Die Vorlage ist unzulässig. Das vorlegende Gericht hat nicht hinreichend begründet, weshalb es für eine Entscheidung des Ausgangsverfahrens auf die Verfassungsmäßigkeit der vorgelegten Normen ankommen sollte.
Sachverhalt:
Nach den Regelungen eines zwischen der Bundesrepublik Deutschland und Irland vereinbarten Doppelbesteuerungsabkommens aus dem Jahre 1962 (DBA) sind bestimmte Einkünfte aus nichtselbständiger Arbeit von der Bemessungsgrundlage der deutschen Einkommensteuer freigestellt.
Der Besteuerungsvorbehalt nach § 50d Abs. 9 Satz 1 EStG betrifft in Deutschland unbeschränkt Steuerpflichtige. Die Nummer 2 der Regelung schließt die Anwendung der in einem Doppelbesteuerungsabkommen vereinbarten Ausnahmen von der deutschen Besteuerung aus, wenn die Einkünfte nur deshalb im anderen Staat nicht der Besteuerung unterliegen, weil der Steuerpflichtige nicht im anderen Staat aufgrund seines Wohnsitzes, ständigen Aufenthalts, des Ortes seiner Geschäftsleitung, des Sitzes oder eines ähnlichen Merkmals unbeschränkt steuerpflichtig ist.

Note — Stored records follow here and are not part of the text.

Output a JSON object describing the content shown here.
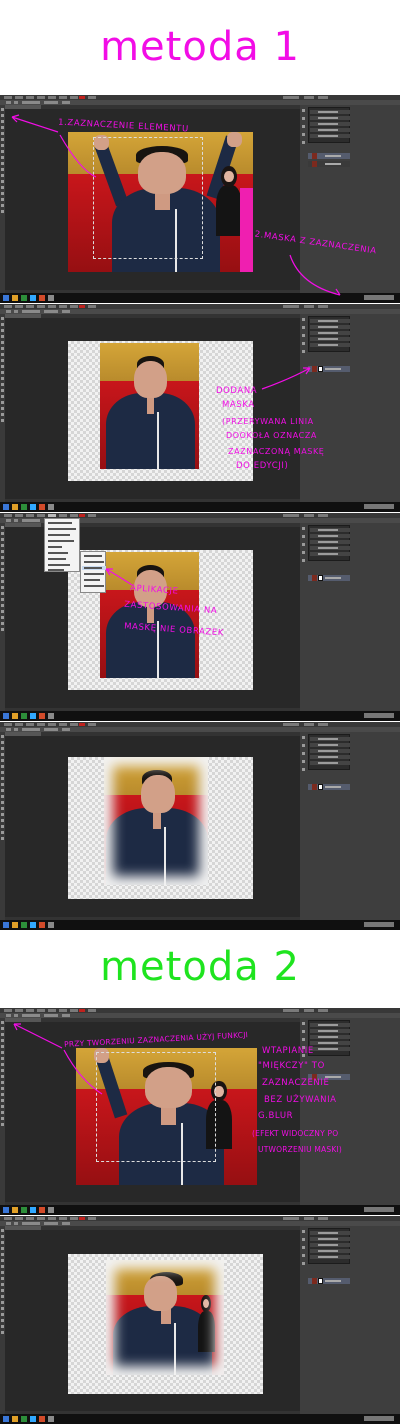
{
  "headings": {
    "method1": "metoda 1",
    "method2": "metoda 2"
  },
  "annotations": {
    "shot1": {
      "step1": "1.ZAZNACZENIE ELEMENTU",
      "step2": "2.MASKA Z ZAZNACZENIA"
    },
    "shot2": {
      "lines": [
        "DODANA",
        "MASKA",
        "(PRZERYWANA LINIA",
        "DOOKOŁA OZNACZA",
        "ZAZNACZONĄ MASKĘ",
        "DO EDYCJI)"
      ]
    },
    "shot3": {
      "lines": [
        "APLIKACJE",
        "ZASTOSOWANIA NA",
        "MASKĘ NIE OBRAZEK"
      ]
    },
    "shot5": {
      "lines": [
        "PRZY TWORZENIU ZAZNACZENIA UŻYJ FUNKCJI",
        "WTAPIANIE",
        "\"MIĘKCZY\" TO",
        "ZAZNACZENIE",
        "BEZ UŻYWANIA",
        "G.BLUR",
        "(EFEKT WIDOCZNY PO",
        "UTWORZENIU MASKI)"
      ]
    }
  },
  "colors": {
    "accent_method1": "#f20de6",
    "accent_method2": "#1fe41f",
    "annotation": "#f20de6",
    "app_background": "#282828",
    "transparency_checker": "#d6d6d6"
  },
  "icons": [
    "window-menu-icon",
    "tool-icon",
    "panel-icon",
    "layer-thumbnail-icon",
    "layer-mask-icon",
    "taskbar-icon",
    "arrow-icon"
  ]
}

Der Kläger des Ausgangsverfahrens (im Folgenden: Kläger) erzielte in den Jahren 2007 bis 2010 als Pilot bei einer Fluggesellschaft mit Sitz in Irland Einkünfte aus nichtselbständiger Arbeit. Seinen Wohnsitz hatte er in diesem Zeitraum in Deutschland. Von der Fluggesellschaft zunächst einbehaltene und an die irische Finanzbehörde abgeführte Steuern wurden dem Kläger auf seinen Antrag hin in voller Höhe erstattet. Das Finanzamt in Deutschland zog den Kläger unter vollständiger Berücksichtigung dieser Einkünfte zur Einkommensteuer heran.
Der vom Kläger nach erfolglosen Einsprüchen erhobenen Klage gab das Finanzgericht vollumfänglich statt. Nach Zulassung der vom Finanzamt erstrebten Revision hat der Bundesfinanzhof das Revisionsverfahren ausgesetzt und dem Bundesverfassungsgericht zur Entscheidung darüber vorgelegt, ob unter anderem § 50d Abs. 9 Satz 1 Nr. 2 EStG gegen Art. 2 Abs. 1 in Verbindung mit Art. 20 Abs. 3 und Art. 25 Grundgesetz verstößt.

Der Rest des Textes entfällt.